A lot of people say “we need to” when they mean “you need to”. We need to stop that.
driverless cars????
I don’t trust autocorrect to pick the correct word let alone let a car just drive me …. by itself
It’s like Santa didn’t even care that Rudolph had a coke problem?
Her: You should drink in moderation
Me: Moderation?You makin words up?
H: You’re gonna piss on my lawn again aren’t you?
M: …In moderation
flea markets are crazy. an old woman will be like “this pendant belonged to my grandfather who forged it himself during the great war. it’s yours for $3.”
To be honest, the only thing I really like about being a grownup is getting to eat a Popsicle right after I finish eating a Popsicle.
Husband: Did you just change from one set of pjs to another?
Me:
H:
Me:
H: …you look great
Me: [touches wife’s arm] ⚡️ZAP⚡️
Wife: hey you shocked me!
Me: oh no! I am so sorry.
Wife: it’s ok. it’s not like you did it on purpose.
Me: [under breath] pika pika.
My wheelchair keeps making a screaming noise when I run over people.

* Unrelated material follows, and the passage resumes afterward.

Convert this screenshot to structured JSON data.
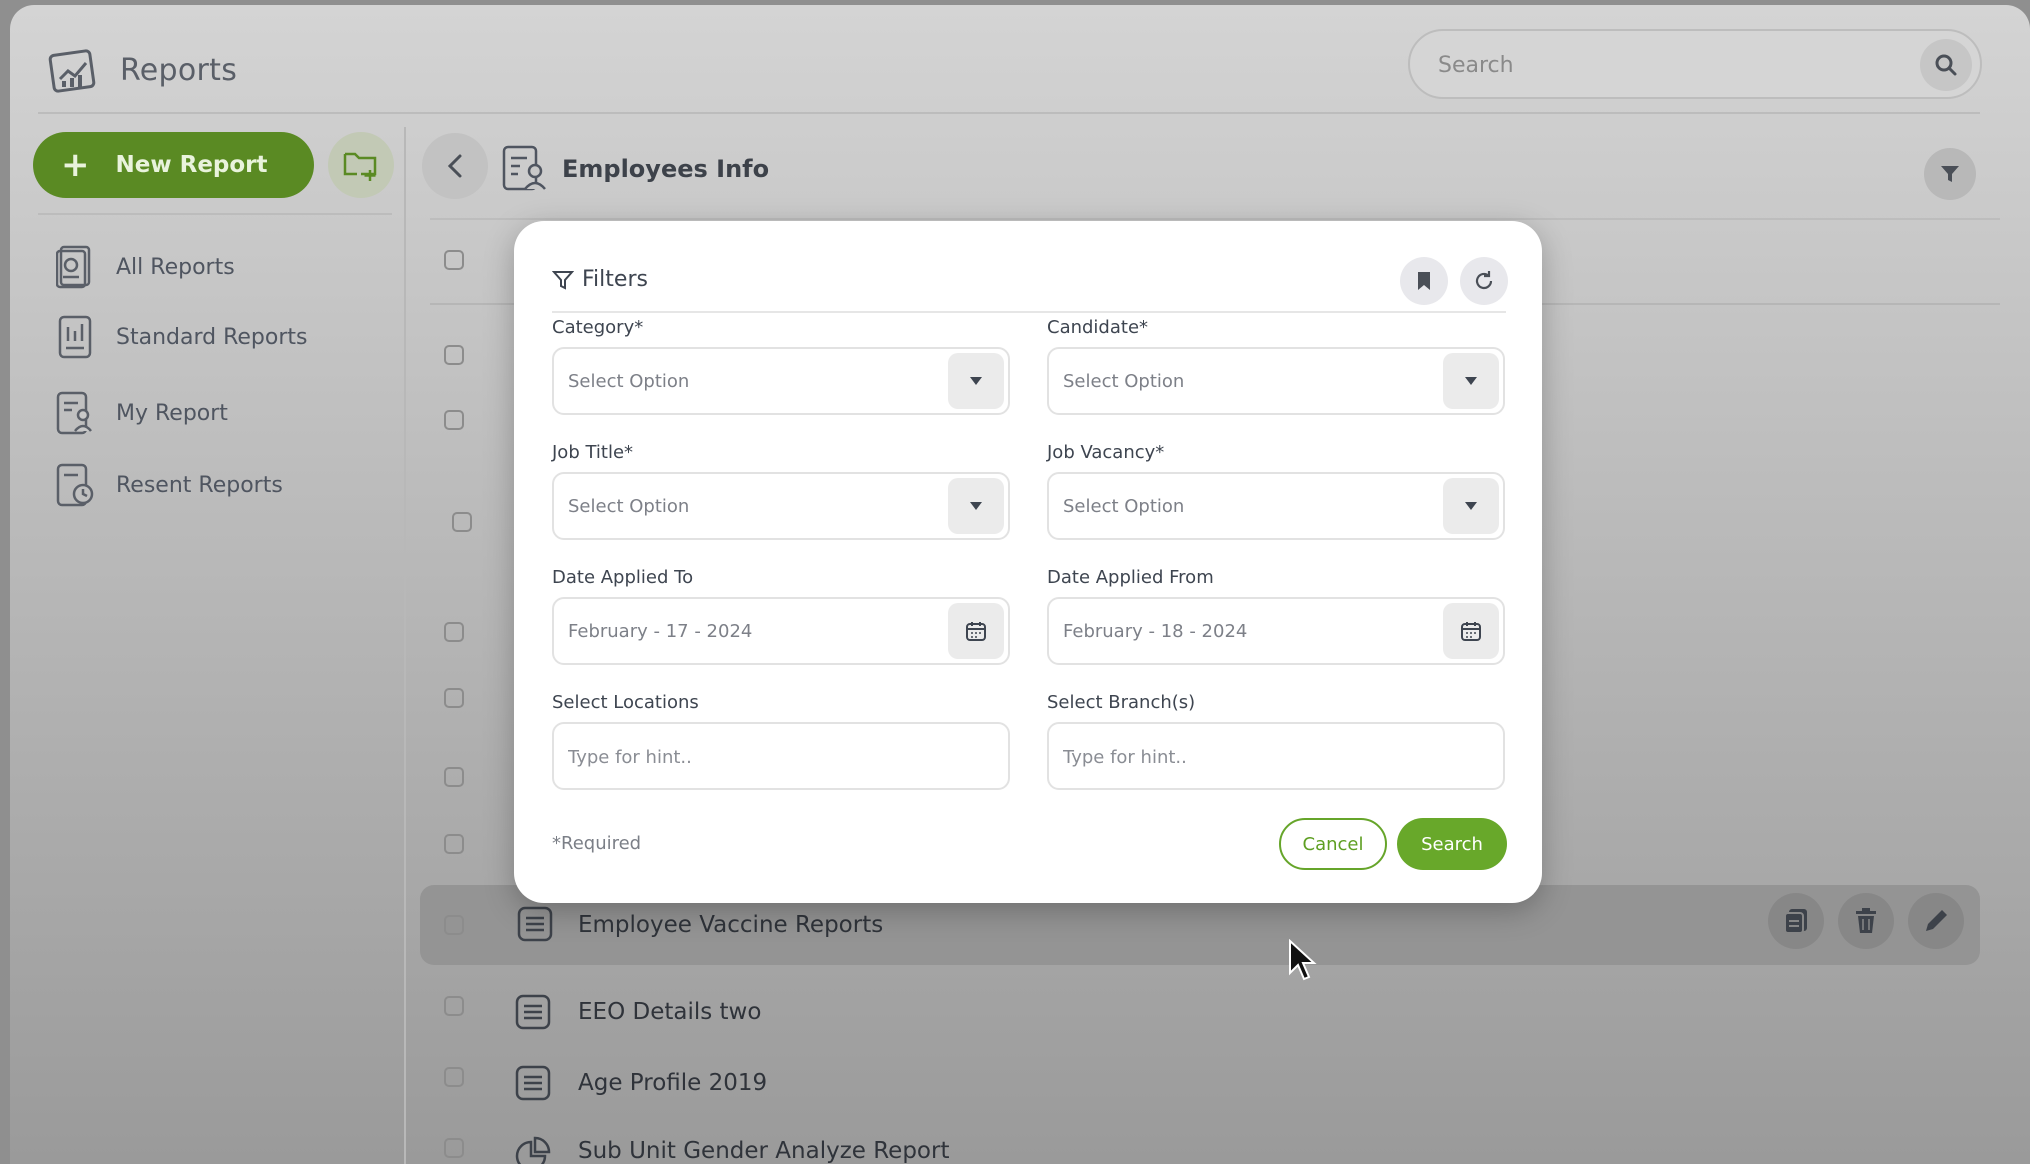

Me: lol this guy is drunk after only two beers.
Wife: stop giving our toddler beer.
My kids have eaten one bite out of everything in our refrigerator today.
Cop: can I see some id
Me: *gives him a napkin* keep the change
Cop: are you high
Me: yes sir
My immune system was built by my grandmas and aunts licking their thumbs to wipe food off my face.